Sep 26, 2023

Investment bank Goldman Sachs said it does not believe the Fed will change its policy on higher oil prices.

usoil chart

USOIL: Daily Chart

Oil prices dipped last week but remain elevated above the $90 level.

The jump in prices at the pump, which could worsen a recession threat, may take half a percentage point off consumption growth during the next two quarters but is a manageable headwind, according to Goldman Sachs.

Although consumption is expected to slow into the year-end, Goldman analyst Spencer Hill sees three reasons why higher oil prices are unlikely to cause consumer spending or growth to decline.

He added that the last of the three reasons would be key for the Federal Reserve. “Chair Powell reminded us at the September press conference that the Fed tends not to react to energy price shocks,” he said in a research note.

During the conference, Powell said higher energy prices were “significant” and that “it comes down to how sustained high energy prices are.” He added that “energy prices don’t have that much of a signal about where the economy is going.”

“We do not expect the recent oil move to de-anchor inflation expectations and, in turn, force a policy response.”

The size of the price increase is small; the effects on growth should be partially offset by higher energy-sector CAPEX in addition to lower electricity prices, and higher prices would not lead to further tightening from the Fed, according to the analyst.

Energy accounts for only 4.0% of consumption as of July, and gasoline is 2.3% of that.

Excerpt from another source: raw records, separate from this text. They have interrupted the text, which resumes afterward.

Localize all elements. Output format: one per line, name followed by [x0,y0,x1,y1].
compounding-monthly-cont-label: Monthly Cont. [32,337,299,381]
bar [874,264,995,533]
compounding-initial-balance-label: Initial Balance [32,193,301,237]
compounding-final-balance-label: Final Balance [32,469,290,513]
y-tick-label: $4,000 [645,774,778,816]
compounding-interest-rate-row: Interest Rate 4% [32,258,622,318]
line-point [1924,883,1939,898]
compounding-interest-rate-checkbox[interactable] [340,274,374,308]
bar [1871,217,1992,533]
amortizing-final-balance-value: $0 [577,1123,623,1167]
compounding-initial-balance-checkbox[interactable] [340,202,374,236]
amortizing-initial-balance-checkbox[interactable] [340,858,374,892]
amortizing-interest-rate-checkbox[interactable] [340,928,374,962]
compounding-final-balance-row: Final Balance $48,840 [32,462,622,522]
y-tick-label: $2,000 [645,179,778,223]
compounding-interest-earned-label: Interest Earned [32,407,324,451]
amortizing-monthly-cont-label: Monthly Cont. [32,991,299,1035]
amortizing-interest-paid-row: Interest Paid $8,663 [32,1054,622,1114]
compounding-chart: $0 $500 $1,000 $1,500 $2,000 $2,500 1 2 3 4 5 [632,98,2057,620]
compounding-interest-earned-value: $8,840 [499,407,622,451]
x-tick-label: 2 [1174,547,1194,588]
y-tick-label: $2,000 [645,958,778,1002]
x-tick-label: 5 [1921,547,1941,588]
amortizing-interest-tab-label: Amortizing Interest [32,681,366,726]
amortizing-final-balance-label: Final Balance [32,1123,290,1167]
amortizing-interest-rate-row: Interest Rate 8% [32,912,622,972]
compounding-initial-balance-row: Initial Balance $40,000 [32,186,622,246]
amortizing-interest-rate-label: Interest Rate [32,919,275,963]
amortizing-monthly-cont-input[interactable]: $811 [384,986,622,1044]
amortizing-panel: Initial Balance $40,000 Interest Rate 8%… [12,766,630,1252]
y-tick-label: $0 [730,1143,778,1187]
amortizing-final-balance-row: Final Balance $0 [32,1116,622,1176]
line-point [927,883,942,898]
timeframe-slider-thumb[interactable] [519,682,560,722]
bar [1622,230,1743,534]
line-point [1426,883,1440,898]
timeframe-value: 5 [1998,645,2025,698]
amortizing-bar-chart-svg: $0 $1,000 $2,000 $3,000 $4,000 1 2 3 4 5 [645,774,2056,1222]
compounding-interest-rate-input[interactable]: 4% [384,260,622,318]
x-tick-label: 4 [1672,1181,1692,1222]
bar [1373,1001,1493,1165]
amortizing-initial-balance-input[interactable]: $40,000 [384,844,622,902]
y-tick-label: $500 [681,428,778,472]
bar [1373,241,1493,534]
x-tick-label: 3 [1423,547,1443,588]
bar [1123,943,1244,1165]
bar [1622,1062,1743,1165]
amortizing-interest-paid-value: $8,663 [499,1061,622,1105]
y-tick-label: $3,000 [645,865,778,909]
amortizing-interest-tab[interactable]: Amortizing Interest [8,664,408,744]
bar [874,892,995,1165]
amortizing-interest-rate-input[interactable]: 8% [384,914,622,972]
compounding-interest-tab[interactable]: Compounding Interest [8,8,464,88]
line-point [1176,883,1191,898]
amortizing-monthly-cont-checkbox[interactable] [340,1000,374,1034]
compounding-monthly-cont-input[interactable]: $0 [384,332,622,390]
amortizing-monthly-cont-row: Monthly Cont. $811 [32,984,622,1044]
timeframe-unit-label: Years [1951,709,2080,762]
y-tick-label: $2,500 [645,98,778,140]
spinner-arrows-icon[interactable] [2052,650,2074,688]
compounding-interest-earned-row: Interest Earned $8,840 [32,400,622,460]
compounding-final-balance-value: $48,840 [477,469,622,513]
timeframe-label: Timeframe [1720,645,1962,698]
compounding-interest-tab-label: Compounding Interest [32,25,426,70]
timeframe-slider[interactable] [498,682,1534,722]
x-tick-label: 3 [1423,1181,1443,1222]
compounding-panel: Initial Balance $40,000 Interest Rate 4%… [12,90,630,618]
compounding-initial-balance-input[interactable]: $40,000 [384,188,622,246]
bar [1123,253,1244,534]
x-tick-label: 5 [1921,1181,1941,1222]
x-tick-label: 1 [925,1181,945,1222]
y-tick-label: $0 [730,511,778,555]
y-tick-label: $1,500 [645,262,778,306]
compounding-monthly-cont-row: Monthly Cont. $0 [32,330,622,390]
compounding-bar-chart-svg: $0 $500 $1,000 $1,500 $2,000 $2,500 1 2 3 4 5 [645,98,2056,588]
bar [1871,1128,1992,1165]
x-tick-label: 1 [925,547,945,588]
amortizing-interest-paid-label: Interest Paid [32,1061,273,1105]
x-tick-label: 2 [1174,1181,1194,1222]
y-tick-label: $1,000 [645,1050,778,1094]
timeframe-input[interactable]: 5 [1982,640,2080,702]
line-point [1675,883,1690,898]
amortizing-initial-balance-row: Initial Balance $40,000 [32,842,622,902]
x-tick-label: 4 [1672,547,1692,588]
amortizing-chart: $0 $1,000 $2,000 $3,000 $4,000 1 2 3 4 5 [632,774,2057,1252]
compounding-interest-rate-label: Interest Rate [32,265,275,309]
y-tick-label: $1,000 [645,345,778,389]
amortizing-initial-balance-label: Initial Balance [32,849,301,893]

Despite a $20 jump in crude prices since June, it is less than half the increases in the first six months of 2008 and 2022. The investment bank also thinks most of the gains in gasoline prices have already occurred.

The economy will grow further due to a smaller-than-usual one-tenth percentage point increase in CAPEX over the next year, and a 1% drop in seasonally adjusted electricity prices should also boost consumers in that period.

Jack Janasiewicz, portfolio strategist at Natixis, thinks oil is more of a headwind.

The rapid rise to $100 per barrel could spell trouble for risky assets, he said in comments, stating that oil is one of the key economic risks demanding close attention.